Randolph’s portrayal of herself as neurotic, dishonest and covetous is transcendently hilarious. Her sense of comedy is as solid as a butcher knife and as accurate as a laser. Perhaps the most intimate and amusing bit is her discourse on how to prepare for the initial sexual encounter in a relationship. Randolph allows that she wants to know what she’s in for ahead of time, so that she can either hide her disappointment or anticipate a very dramatic evening. To this end, she details the coy way that she ascertains the magnitude of her lover’s apparatus, shying away from committing herself immediately so she can have some time to think things over. As this brutally honest confession builds to a crescendo, no one in the audience can maintain a straight face.

Despite not getting exactly what she bargained for in the animalistic lover department, Randolph winds up learning about the hidden depths of her new beau. This gradual acceptance of a less-than-perfect outcome is repeated in the second act.

Post-intermission, Randolph turns the story back a few years, to the genesis of her interest in helping the mentally ill and developmentally disabled. As a child, she watches a mother caring for her severely disabled daughter, and has an epiphany. She will work to feel the same joy as she helps others reach their potential.

We flash forward to present day Los Angeles, where Randolph is the underpaid, overworked and immensely frustrated night attendant at a homeless shelter for mentally ill women. This material is not as fertile ground for comedy as the quirks of online dating. However, Randolph manages to combine a Barbara Ehrenreich-like critique of the way the low-end service industry exploits women with droll portrayals of the denizens of the shelter to create a darkly comic picture of herself as desperate and sinking fast.

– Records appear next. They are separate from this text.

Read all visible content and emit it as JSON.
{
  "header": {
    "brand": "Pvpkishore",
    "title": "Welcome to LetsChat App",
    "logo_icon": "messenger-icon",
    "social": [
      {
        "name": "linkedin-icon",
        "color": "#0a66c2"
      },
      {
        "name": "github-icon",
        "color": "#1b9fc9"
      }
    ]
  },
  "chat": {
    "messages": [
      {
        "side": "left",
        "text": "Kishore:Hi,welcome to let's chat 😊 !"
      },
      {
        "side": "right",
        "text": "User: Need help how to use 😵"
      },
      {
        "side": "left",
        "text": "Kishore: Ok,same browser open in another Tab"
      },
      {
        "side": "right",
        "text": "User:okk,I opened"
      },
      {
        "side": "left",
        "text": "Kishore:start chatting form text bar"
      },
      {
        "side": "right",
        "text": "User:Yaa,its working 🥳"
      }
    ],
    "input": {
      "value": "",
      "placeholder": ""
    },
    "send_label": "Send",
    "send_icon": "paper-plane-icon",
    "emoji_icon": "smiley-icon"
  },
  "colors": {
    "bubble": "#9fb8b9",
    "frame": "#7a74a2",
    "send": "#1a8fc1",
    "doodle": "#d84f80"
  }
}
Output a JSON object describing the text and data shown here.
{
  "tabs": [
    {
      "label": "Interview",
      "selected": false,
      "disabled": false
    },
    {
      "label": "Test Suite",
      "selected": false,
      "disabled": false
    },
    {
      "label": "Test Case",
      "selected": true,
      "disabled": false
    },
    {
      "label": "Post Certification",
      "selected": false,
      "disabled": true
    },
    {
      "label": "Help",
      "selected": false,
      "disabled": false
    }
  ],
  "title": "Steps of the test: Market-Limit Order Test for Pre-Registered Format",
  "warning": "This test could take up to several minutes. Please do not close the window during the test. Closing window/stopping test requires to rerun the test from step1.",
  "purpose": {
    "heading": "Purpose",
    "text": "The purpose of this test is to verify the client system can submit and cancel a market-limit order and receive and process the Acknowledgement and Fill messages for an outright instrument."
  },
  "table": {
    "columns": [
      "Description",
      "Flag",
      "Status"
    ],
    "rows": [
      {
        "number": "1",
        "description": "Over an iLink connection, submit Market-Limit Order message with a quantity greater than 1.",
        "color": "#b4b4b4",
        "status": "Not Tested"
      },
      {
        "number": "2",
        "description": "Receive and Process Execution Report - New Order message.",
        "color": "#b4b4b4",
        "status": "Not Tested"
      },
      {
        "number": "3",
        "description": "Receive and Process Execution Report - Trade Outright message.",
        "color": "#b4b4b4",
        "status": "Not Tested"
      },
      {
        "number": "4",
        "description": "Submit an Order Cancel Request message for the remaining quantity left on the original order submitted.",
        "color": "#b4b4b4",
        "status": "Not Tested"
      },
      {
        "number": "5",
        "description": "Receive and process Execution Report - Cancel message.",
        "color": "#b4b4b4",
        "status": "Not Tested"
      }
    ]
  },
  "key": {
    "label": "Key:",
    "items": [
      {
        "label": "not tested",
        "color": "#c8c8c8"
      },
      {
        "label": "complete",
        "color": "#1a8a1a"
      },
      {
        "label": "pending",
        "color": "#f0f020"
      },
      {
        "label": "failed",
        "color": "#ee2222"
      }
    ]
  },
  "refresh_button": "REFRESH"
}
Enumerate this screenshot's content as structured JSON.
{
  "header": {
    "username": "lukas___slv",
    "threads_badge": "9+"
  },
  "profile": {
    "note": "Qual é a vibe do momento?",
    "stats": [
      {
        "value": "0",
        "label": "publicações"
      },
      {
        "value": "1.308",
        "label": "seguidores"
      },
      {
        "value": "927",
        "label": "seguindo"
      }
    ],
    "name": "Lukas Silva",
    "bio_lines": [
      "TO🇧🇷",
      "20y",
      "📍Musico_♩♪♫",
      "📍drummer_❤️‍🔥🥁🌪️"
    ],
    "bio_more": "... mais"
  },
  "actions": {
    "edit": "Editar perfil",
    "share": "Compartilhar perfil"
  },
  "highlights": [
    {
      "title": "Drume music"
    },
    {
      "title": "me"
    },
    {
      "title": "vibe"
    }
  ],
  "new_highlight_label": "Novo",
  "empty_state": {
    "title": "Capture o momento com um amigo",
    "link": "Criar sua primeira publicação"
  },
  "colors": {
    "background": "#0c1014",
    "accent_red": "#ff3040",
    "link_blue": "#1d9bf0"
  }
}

The standout character of the entire show is Brandy, a chain-smoking, drug addicted, sometimes prostitute who is simultaneously Randolph’s chief nemesis and main reason for coming to work. Brandy teeters on the brink of madness, as well as the brink of losing her balance and falling down. She is the supreme liar in the shelter, putting Randolph’s dating dishonesty to shame. Brandy knows what she wants, and struggles within the confines of her poverty and illness to achieve it.

Brandy contrasts sharply with Randolph’s version of herself as a pushover for the connivances of the shelter inmates. Here, Randolph is not so much neurotic, as gripped with the sense that her life consists of just marking time, with no progress inherent to it. This pursuit of progress is the main theme of the second act, and in between comic bits, Randolph becomes increasingly despondent over the prospect that she will simply continue to tread water until she inevitably sinks.

That fear of the next wave overtaking you grows until Randolph’s panic over her situation extends into the audience. Will she be just fodder for Hollywood’s ever-gaping maw? Or can she liberate herself from the cycle of hope and despair that characterizes life as a struggling artist in Los Angeles?

Ultimately, the ending to this play is unknown. Randolph finally left her job at the shelter July 1, and her Minneapolis engagement is just a stop on the way to New York, where, with luck, her play might find off-Broadway success. Despite the hopeful note her character closes with, there are no guarantees in art, as in life.